Israel told Palestinians to evacuate parts of Rafah on Monday in what appeared to be preparation for a long-threatened assault on Hamas holdouts in the southern Gaza city where more than a million people uprooted by the war have been sheltering.
Instructed by Arabic text messages, telephone calls, and flyers to move to what the Israeli military called an “expanded humanitarian zone” 20 km (7 miles) away, some Palestinian families lumbered out under chilly spring rain.
Soon after midday in Gaza, several explosions were heard in east Rafah, residents and Hamas media said, with an air strike targeting some
A senior official of Hamas, the militant Palestinian group that governs Gaza, said the evacuation order was a “dangerous escalation” that would have consequences.
“The U.S. administration, alongside the occupation, bears responsibility for this terrorism,” the official, Sami Abu Zuhri, told Reuters, referring to Israel’s alliance with Washington.

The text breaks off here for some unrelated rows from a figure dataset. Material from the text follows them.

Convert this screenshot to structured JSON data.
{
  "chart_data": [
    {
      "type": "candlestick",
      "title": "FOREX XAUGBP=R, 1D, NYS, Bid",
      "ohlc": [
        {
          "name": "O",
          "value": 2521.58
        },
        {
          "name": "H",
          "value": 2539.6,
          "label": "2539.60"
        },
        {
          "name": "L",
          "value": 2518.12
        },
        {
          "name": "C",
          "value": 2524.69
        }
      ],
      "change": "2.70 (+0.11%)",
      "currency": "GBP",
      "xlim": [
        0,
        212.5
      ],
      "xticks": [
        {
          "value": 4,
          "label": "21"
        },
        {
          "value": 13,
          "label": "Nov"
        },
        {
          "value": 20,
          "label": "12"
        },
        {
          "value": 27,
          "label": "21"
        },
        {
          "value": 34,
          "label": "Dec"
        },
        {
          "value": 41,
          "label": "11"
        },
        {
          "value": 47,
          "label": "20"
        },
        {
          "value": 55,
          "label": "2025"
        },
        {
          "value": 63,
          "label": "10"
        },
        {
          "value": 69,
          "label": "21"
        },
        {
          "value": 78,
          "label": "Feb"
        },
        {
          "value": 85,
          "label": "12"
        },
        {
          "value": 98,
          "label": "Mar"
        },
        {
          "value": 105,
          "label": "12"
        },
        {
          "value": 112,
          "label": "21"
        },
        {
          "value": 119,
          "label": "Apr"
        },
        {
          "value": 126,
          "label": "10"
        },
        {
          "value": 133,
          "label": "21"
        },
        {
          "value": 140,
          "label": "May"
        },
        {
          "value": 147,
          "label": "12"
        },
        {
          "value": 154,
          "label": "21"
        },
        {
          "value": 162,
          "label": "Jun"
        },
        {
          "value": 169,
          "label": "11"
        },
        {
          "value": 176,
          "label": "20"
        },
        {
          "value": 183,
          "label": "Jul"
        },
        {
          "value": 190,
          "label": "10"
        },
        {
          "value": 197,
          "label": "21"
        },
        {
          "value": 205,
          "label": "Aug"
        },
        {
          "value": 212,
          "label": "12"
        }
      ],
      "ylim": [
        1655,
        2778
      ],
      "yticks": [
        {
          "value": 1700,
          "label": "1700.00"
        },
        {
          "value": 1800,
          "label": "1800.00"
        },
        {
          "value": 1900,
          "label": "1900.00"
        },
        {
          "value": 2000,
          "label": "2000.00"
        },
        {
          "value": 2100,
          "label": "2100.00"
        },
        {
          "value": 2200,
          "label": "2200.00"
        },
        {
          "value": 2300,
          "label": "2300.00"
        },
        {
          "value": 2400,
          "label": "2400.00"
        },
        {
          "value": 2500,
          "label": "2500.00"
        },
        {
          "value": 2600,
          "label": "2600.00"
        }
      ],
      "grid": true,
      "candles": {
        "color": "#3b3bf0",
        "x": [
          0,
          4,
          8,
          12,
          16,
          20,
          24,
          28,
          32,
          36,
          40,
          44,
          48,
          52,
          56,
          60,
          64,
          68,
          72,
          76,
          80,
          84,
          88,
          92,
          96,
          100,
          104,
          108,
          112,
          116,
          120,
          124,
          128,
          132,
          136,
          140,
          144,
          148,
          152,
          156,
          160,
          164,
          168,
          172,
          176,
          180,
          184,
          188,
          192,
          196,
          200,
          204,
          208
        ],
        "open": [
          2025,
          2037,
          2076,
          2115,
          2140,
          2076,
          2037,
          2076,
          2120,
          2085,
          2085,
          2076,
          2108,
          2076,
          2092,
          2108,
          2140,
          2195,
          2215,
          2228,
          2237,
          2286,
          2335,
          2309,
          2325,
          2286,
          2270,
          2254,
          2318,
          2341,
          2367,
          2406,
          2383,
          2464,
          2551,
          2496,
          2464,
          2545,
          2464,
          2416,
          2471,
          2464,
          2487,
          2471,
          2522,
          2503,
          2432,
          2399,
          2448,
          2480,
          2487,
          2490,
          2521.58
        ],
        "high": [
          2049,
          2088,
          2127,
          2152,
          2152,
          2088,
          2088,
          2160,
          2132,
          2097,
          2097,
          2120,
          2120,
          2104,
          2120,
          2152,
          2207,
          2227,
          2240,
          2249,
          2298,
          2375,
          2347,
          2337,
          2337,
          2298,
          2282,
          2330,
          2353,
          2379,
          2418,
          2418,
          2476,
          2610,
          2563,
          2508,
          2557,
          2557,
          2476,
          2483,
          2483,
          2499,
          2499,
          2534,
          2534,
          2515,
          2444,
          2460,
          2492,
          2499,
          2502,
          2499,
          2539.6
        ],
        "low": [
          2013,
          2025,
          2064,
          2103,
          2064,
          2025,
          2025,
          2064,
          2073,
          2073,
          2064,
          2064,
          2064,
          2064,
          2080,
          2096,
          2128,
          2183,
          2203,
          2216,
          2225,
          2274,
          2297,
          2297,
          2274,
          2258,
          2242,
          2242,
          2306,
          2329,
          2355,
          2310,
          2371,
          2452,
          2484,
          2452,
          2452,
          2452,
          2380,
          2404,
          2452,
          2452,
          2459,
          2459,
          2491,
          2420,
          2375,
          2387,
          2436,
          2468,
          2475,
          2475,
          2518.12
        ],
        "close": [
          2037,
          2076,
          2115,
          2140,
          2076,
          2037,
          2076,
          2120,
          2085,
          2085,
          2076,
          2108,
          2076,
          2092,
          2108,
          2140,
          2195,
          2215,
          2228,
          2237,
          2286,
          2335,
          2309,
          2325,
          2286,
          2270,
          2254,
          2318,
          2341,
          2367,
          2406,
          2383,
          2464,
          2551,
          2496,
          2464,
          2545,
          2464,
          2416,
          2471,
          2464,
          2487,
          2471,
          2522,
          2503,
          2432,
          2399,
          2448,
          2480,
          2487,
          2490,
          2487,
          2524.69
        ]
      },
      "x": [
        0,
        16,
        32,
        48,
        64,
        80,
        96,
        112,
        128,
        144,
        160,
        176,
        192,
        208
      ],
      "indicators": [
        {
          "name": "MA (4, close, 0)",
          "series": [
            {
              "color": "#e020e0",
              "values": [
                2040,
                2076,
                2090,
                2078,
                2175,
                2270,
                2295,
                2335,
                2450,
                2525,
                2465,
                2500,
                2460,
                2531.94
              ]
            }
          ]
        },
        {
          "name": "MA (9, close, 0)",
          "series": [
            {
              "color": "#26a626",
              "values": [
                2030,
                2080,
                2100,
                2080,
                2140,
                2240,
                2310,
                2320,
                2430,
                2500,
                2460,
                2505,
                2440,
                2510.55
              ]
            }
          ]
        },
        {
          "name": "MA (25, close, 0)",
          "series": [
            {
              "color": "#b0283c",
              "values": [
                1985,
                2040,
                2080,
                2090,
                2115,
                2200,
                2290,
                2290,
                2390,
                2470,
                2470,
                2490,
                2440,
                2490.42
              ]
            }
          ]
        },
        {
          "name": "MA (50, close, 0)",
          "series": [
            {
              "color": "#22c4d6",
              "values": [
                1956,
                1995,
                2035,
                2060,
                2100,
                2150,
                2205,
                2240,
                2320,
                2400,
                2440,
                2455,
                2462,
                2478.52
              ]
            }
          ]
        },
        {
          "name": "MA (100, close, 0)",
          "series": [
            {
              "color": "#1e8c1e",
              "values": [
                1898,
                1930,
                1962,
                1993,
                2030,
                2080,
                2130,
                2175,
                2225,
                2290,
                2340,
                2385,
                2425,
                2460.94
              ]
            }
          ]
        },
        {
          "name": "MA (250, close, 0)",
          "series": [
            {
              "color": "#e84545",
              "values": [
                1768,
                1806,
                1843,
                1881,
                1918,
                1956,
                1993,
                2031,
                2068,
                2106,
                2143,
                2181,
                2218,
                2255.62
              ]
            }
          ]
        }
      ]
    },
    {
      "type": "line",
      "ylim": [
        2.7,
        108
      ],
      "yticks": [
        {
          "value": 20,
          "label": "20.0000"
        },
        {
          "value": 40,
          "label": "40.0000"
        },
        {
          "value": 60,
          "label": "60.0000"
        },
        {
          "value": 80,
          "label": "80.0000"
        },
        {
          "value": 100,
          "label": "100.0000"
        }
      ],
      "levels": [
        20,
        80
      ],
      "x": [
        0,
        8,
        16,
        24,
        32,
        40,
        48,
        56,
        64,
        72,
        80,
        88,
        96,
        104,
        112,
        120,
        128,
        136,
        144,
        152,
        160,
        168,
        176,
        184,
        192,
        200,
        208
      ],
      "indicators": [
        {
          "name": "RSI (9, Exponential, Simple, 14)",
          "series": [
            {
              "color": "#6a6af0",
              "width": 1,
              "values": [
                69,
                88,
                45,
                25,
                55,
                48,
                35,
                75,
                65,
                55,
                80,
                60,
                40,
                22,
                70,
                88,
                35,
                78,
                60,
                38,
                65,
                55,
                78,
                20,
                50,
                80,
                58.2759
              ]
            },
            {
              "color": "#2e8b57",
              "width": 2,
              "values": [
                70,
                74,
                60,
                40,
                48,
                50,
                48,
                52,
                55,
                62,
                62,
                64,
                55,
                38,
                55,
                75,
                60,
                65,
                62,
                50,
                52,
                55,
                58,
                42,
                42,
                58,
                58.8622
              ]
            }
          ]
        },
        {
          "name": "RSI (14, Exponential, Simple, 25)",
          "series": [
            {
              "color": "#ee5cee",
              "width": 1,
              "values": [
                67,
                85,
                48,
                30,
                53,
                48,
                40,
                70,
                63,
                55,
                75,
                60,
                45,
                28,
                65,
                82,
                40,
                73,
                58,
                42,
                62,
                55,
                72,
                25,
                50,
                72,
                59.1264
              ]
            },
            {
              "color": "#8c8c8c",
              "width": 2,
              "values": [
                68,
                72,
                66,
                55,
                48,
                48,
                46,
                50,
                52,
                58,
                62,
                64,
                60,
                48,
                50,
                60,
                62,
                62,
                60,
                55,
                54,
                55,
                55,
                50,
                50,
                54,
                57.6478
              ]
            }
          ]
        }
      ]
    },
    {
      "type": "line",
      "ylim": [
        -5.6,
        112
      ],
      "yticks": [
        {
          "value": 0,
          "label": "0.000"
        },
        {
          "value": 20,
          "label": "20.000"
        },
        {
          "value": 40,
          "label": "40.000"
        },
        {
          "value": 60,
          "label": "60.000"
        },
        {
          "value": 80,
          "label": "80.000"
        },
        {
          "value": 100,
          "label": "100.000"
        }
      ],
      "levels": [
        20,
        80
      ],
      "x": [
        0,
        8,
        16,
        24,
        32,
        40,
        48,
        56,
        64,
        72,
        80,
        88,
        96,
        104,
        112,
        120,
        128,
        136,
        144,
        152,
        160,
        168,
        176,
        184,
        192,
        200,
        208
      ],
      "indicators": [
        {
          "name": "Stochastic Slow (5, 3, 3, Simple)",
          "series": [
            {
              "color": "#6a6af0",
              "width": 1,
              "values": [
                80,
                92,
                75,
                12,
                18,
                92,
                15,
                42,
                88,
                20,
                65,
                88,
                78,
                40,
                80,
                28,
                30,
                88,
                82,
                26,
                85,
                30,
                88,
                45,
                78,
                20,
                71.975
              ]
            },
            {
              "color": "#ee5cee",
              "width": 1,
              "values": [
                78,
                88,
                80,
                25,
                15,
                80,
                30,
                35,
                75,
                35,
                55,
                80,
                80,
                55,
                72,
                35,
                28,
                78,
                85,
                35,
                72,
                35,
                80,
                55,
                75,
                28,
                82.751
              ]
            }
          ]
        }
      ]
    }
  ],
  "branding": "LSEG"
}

Israel’s military said it had begun encouraging residents of Rafah to evacuate in a “limited scope” operation. It gave no specific reasons nor did it say if offensive action might follow.
Some Palestinians piled children and possessions onto donkey carts to begin relocation, while others left by pick-up or on foot through streets turned to mud and puddles by rains.
“It has been raining heavily and we don’t know where to go. I have been worried that this day may come, I have now to see where I can take my family,” one refugee, Abu Raed, told Reuters via a chat app.
Witnesses said the areas in and around Rafah to which Israel wants to move people are already crowded and there is almost no room for more tents to be added.
“The biggest genocide, the biggest catastrophe will take place in Rafah. I call on the whole Arab world to interfere for a ceasefire – let them interfere and save us from what we are in,” said Aminah Adwan, a displaced Palestinian.
Seven months into its war against Hamas, Israel has been threatening to launch incursions in Rafah, which it says harbours thousands of Hamas fighters and potentially dozens of hostages. Victory is impossible without taking Rafah, it says.
The prospect of a high-casualty operation worries Western powers and neighbouring Egypt, which is trying to mediate a new round of truce talks between Israel and Hamas under which the Palestinian Islamist group might free some hostages.
Egyptian negotiators are intensifying talks to contain the current escalation between Israel and Hamas, an unnamed “high-level” source was quoted by Egypt’s state-affiliated Al Qahera news TV as saying on Monday.
The source said the ceasefire talks had hit an impasse after Hamas attacked the Kerem Shalom crossing into Gaza on Sunday, killing four Israeli soldiers.
RIFT
The Rafah plan has opened an unusually public rift between Israel and Washington. Speaking to his U.S counterpart, Israeli Defence Minister Yoav Gallant linked Monday’s operation to the deadlock in indirect diplomacy, which he blamed on Hamas.
An Israeli broadcaster, Army Radio, said evacuations were focused on a few peripheral districts of Rafah, from which people would be directed to tent cities in nearby Khan Younis and Al Muwassi.
The U.N. agency for Palestinian refugees UNRWA said an Israeli offensive in Rafah would be devastating for 1.4 million people sheltering there, adding that it would keep a presence in the city as long as possible to provide aid.
In an overnight aerial attack on Rafah, Israeli planes hit 10 houses, killing 20 people and wounding several, medical officials said.
“Our just war in Gaza continues with the exact same goals: the release of all hostages and the defeat of Hamas,” Israeli Foreign Minister Israel Katz said on Monday on X.
The war began after Hamas stunned Israel with a cross-border raid on Oct. 7 in which 1,200 people were killed and 252 hostages taken, according to Israeli tallies.
More than 34,600 Palestinians have been killed, 29 of them in the past 24 hours, and more than 77,000 have been wounded in Israel’s assault, according to Gaza’s health ministry.
On Sunday, a top U.N. official accused Israel of continuing to deny the United Nations humanitarian access in Gaza, where the U.N. food chief warned a “full-blown famine” has taken hold in the north of the enclave of 2.3 million people.
While not a formal declaration, World Food Programme Executive Director Cindy McCain said, in an NBC News interview broadcast on Sunday, that based on the “horror” on the ground: “There is famine, full-blown famine, in the north, and it’s moving its way south.”